@c what companies *should* learn from the bud light affair is that while you can get away with a lot, there are lines you can't cross, and no-one can define them because you aren't allowed to ask the kinds of questions which would tell you
@sickburnbro@c The Bud light "boycott" didn't achieve much because these corporations are oligopolies and the retarded public simply started buying other InBev products. For all the faults of the left, they know how to properly boycott and vote with their wallet.
@racs@sickburnbro@c > For all the faults of the left, they know how to properly boycott and vote with their wallet.
No, they do not. The difference is they have institutional support. The reality is boycotts do not matter. Actual consequences are *always* top down. Same with protests. Protests have zero effect if they are not approved from the top, and are quickly dispatched and the people in them arrested if necessary. Meanwhile if a protest is approved, you will be the one arrested for defending yourself from their violence, and they will get away with anything. It's top-down violence disguised as grassroots. Just like boycotts are never grassroots movements when they succeed.
@sickburnbro@c This is a good point. There is no real standard either way, because it would be crimethought to even think of defining one. By either way, I mean it goes both ways. There's absolutely no clear standard as to what you can say and what will get you cancelled, and it not only changes every year, it also can vary from day to day or even whatever the current seasonal trend is.
At least in most totalitarian dictatorships it was pretty obvious what could or could not be said. You can just shut up about those things. But there's no subject whatsoever that one can safely talk about.

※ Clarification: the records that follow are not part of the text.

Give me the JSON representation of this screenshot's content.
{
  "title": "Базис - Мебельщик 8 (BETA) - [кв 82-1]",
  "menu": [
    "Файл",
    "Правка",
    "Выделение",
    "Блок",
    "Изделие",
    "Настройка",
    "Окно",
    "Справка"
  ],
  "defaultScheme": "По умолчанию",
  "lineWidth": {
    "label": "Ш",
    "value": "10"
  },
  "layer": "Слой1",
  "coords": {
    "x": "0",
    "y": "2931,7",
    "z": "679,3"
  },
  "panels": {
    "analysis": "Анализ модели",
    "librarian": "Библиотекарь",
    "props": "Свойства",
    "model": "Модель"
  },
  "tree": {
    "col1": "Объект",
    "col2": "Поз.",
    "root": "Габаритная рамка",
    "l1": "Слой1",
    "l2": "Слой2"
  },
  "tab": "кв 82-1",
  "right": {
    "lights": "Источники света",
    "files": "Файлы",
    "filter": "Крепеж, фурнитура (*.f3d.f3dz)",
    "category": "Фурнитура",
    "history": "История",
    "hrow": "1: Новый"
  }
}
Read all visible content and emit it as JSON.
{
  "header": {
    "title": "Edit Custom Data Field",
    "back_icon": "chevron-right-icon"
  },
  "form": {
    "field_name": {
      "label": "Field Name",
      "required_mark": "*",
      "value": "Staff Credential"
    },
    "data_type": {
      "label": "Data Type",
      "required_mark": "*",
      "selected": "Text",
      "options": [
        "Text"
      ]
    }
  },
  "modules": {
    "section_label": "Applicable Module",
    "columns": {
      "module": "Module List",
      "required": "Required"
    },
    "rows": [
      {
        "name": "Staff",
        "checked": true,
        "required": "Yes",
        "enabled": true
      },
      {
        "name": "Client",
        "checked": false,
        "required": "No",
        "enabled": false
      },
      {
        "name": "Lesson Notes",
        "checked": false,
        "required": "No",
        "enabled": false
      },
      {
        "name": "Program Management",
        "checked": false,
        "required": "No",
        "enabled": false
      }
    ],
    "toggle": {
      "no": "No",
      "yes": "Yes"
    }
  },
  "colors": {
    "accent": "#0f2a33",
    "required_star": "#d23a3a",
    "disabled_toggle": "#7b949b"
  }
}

@rein@sickburnbro@c Institutional support makes things 10x easier, that much is true. With that said, beyond cherry-picking examples from Reddit, the left has successfully orchestrated boycotts such as that against Israeli goods. When one side has the government literally creating laws to break boycotts while the other is rotating money from one product to another under the same company's umbrella, they're not even on the same playing field.
@racs@rein@c boycotts as performed by the left are a puppet used to disguise the real hand. The additional benefit they gain is that they can call you a "conspiracy theory nut" when you wave away the useless noisy crowds to point at the real powerbrokers.
@racs@c My point is fairly complex, and if you doubt it you can look at my poasting history;
But in short it is that people are not infinitely malleable, and there are things that will cause them to change their behaviors. The bug light boycott was an example of this. The brand has suffered a continuing loss, 6 months later.
The part that between both this and the target trannysuit share is the incongruity that the c-suite have expressed which boils down to a "but it was only 1 thing!"
You have to look at rules for radicals to get an idea of how action works when there is not institutional support. Moralizing your side is a perfectly acceptable result.